Es war eine Zeitlang sehr dunkel bei der Geburt Jesu Christi. Die Jungfrau Maria aus dem Stamm Davids war die verlobte Braut eines Mannes, der auch aus dem Stamm Davids war, mit Namen Joseph. Beide waren arm, denn das Geschlecht Davids war sehr heruntergekommen, so dass z. B. Joseph die Zimmeraxt anstatt des Königszepters führen musste. Aber das ist nicht das Dunkel, welches ich meine. Denn Armut ist keine Schande und ist auch kein Unglück. Wenn wir Nahrung und Kleidung haben und einem jeden gleich und recht tun können, so brauchen wir weiter nichts, müssen ja doch alles Irdische hier lassen. Außerdem wissen wir ja, dass beide, Maria und Joseph, von Herzen fromm waren, dass also ihr Sinn nach dem Himmel stand, und solchen Leuten hängt das Irdische gar nicht am Herzen; Reichtum und hohen Stand begehren sie also nicht, weil sie wissen, dass sie hier Pilgrimme und Fremdlinge sind. Und ums tägliche, ehrliche Brot ist ihnen nicht bange, sie können ja beten und arbeiten. Beide hatten sich als fromme, ehrliche Brautleute von Herzen lieb, und solche fromme Liebe ist ein so reiches Kapital, dass die irdische Armut ganz dagegen verschwindet. Aber nun denkt euch Josephs Schrecken und tiefen Herzenskummer, als sichs erfand, dass Maria, seine Braut, schwanger war. Unser Text setzt freilich hinzu: vom heiligen Geist, und wir wissen das ja auch aus der wunderschönen Geschichte Luk. 1. Aber Joseph wusste das nicht.

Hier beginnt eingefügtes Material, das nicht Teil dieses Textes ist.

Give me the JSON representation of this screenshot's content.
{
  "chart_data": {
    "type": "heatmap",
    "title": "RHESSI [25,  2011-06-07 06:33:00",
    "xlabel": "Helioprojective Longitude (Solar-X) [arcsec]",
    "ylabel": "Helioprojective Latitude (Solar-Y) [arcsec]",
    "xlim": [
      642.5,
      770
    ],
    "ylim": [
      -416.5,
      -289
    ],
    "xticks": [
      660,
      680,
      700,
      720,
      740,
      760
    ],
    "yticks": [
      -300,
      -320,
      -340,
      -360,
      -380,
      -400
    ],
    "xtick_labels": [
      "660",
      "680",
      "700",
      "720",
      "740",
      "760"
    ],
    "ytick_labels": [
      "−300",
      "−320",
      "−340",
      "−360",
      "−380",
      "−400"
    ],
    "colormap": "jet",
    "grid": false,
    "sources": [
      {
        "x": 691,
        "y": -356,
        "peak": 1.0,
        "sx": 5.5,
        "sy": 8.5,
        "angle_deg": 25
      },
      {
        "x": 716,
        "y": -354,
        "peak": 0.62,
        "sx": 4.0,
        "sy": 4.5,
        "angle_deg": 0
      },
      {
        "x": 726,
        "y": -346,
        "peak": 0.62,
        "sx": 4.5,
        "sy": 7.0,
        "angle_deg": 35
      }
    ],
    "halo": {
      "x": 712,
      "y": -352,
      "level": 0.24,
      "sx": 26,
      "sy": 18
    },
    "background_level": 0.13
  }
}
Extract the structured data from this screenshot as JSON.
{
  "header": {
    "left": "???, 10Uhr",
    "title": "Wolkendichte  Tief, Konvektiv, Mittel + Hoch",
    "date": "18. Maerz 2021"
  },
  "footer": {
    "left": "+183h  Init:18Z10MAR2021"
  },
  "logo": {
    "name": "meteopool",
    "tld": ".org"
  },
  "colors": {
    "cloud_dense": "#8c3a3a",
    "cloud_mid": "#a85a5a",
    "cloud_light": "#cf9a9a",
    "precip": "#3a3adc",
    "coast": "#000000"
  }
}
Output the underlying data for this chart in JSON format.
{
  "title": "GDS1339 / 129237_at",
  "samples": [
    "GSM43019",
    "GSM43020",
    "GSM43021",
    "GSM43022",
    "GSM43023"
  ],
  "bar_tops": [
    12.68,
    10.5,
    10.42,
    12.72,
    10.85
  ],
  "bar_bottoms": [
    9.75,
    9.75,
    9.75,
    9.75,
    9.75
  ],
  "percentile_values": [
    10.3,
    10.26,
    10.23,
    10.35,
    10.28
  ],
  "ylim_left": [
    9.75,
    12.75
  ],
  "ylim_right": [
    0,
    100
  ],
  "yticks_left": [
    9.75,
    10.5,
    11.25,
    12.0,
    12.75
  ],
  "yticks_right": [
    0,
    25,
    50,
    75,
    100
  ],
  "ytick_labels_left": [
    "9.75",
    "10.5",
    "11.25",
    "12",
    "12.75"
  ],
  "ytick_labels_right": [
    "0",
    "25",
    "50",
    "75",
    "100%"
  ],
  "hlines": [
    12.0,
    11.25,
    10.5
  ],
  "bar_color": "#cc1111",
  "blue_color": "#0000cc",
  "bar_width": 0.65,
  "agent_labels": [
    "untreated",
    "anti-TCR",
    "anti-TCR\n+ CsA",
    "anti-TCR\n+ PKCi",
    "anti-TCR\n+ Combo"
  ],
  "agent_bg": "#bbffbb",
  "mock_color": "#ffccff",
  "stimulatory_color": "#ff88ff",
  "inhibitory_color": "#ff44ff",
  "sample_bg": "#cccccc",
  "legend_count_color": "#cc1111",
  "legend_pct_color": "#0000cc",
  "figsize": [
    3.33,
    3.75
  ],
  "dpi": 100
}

Da denkt ihr nun wohl: wie ist das möglich? warum hatte denn Maria ihm das nicht gesagt? das hätte sie doch tun sollen, denn Joseph war ja ihr Bräutigam! Ihr habt auch Recht, Brautleute sollen ja billig kein Geheimnis vor einander haben, so wenig als Eheleute, denn das herzlichste Vertrauen, das immer aus wahrer Liebe hervorgeht, soll ja unter ihnen herrschen. Und doch sage ich euch, ihr müsst Maria nicht schelten, denn in diesem Fall hat sie ganz recht getan. Denn Gott selber hat ihr Seinen heiligen Engel gesandt und ihr kund getan, dass sie vom heiligen Geist schwanger werden und Jesum gebären solle; aber Gott hat ihr nicht sagen lassen, dass sie es weiter erzählen soll. Und so muss sie, so hart es ihr auch ankommen mag, als eine demütige, gehorsame Magd des HErrn, still schweigen, selbst gegen ihren Bräutigam Joseph. Will der HErr, dass dies wunderbare Geheimnis offenbar werden soll, so muss Er es ihr sagen, dass sie es offenbaren soll, oder Er muss es auf andere Weise offenbaren.

Wie schwer ihr aber dieser demütige Gehorsam geworden sein mag, könnt ihr euch leicht denken. Sie musste sich ja vorstellen, wenn ihre Schwangerschaft offenbar wurde, dass Joseph sie für eine grundschlechte Person, für eine abscheuliche Heuchlerin halten müsse. Er konnte sich ja nicht anders denken, als sie müsste in Hurensünde gefallen sein und das noch dazu während ihres Brautstandes, welches ja eine eben so scheußliche Sünde ist, als der niederträchtigste Ehebruch. Und dann war es mit ihrem irdischen Glück zu Ende; denn dass Joseph, welcher fromm war, nimmermehr eine Hurenbraut heimführen würde, das konnte ein Blinder einsehen. Das alles muss Maria sich vorstellen, sie kann es ja sich nicht verbergen. Aber dabei könnt ihr recht erkennen, wie von Grund des Herzens gläubig, wie wahrhaft fromm diese Maria gewesen ist. Um ihres Gottes willen, dessen Magd sie ist, ist sie bereit, Alles zu verleugnen, Alles aufzuopfern, das ganze Glück ihres irdischen Lebens, selbst ihre reine, heilige Liebe zu ihrem Bräutigam Joseph. Ja sie ist bereit, in Josephs Augen für eine Treulose, für eine Heuchlerin, für eine Hure zu gelten, wenn Gott das von ihr verlangt, lieber, als dass sie die Treue und den Gehorsam hätte verletzen wollen gegen ihren Gott und HErrn. Das heißt doch in der Tat um Gotteswillen alles für Schaden und Dreck achten. Was mag dabei für ein Kämpfen, Ringen, Weinen und Beten in ihrem Herzen und Kämmerlein Statt gefunden haben. Aber der Glaube behielt den Sieg!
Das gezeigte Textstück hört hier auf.